There came no answer. He was gone, and through the light veil of the encroaching mists she could see him shearing his way through the leaden-coloured sea.
She remained motionless, her eyes straining after him. He was swimming easily, with a powerful overhand stroke that carried him swiftly away from the shore. A little sigh of relaxed tension fluttered between her lips. At least, he was a magnificent swimmer—he had that much in his favour.
Then her glance spanned the channel to the further shore, and it seemed as though an interminable waste of water stretched between. And all the time, at every stroke, that mad, racing current was pulling against him, fighting for possession of the strong, sinewy body battling against it.
She beat her hands together in an agony of fear. Why had she let him go? What did it matter if people talked—what was a tarnished reputation to set against a man’s life? Oh! She had been mad to let him go!

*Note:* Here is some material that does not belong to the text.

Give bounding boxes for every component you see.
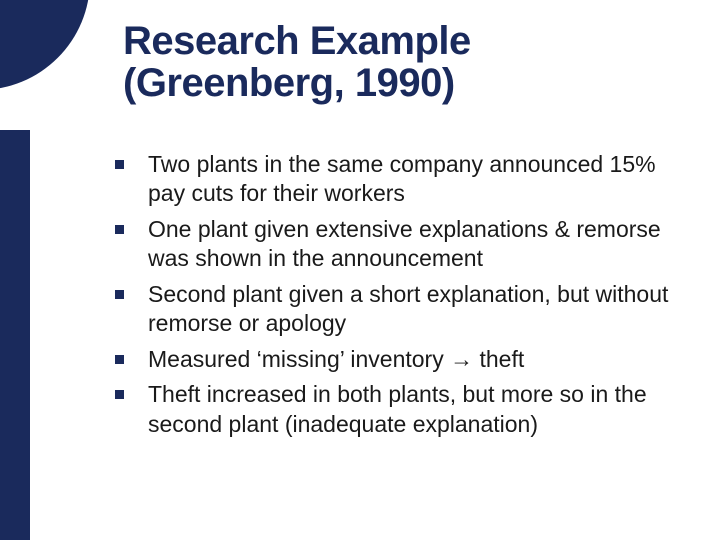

The fog grew denser. Strain as she might, she could no longer see the dark head above the water, the rise and fall of his arm like a white flail in the murky light, and she realized that should exhaustion overtake him, or the swift-running current beat him, drawing him under—she would not even know?
A sickening sense of bitter impotence assailed her. There was nothing she could do but wait—wait helplessly until either his return, or endless hours of solitude, told her whether he had won or lost the fight against that grey, hungry waste of water. A strangled sob burst from her throat.
“Oh, God! Let him come back to me! Let him come back!”
The creak of straining rowlocks and the even plash of dripping oars, muffled by the numbing curtain of the fog, broke through the silence. Then followed the gentle thudding noise of a boat as it bumped against the jetty and a voice—Garth’s voice—calling.
She rose from the ground where she had flung herself and came to him, peering at him with eyes that looked like two dark stains in the whiteness of her face.
“I though you were dead,” she said dully. “Drowned. I mean—oh, of course, it’s the same thing, isn’t it?” And she laughed, the shrill, choking laughter of overwrought nerves.
Garth observed her narrowly.
“No, I’ve very much alive, thanks,” he said, speaking in deliberately cheerful and commonplace accents. “But you look half frozen. Why on earth didn’t you put the rug round you? Get into the boat and let me tuck you up.”
She obeyed passively, and in a few minutes they were slipping over the water as rapidly as the mist permitted.
Sara was very silent throughout the return journey. For hours, for an eternity it seemed, she had been in the grip of a consuming terror, culminating at last in the conviction that Garth had failed to make the further shore. And now, with the knowledge of his safety, the reaction from the tension of acute anxiety left her utterly flaccid and exhausted, incapable of anything more than a half-stunned acceptance of the miracle.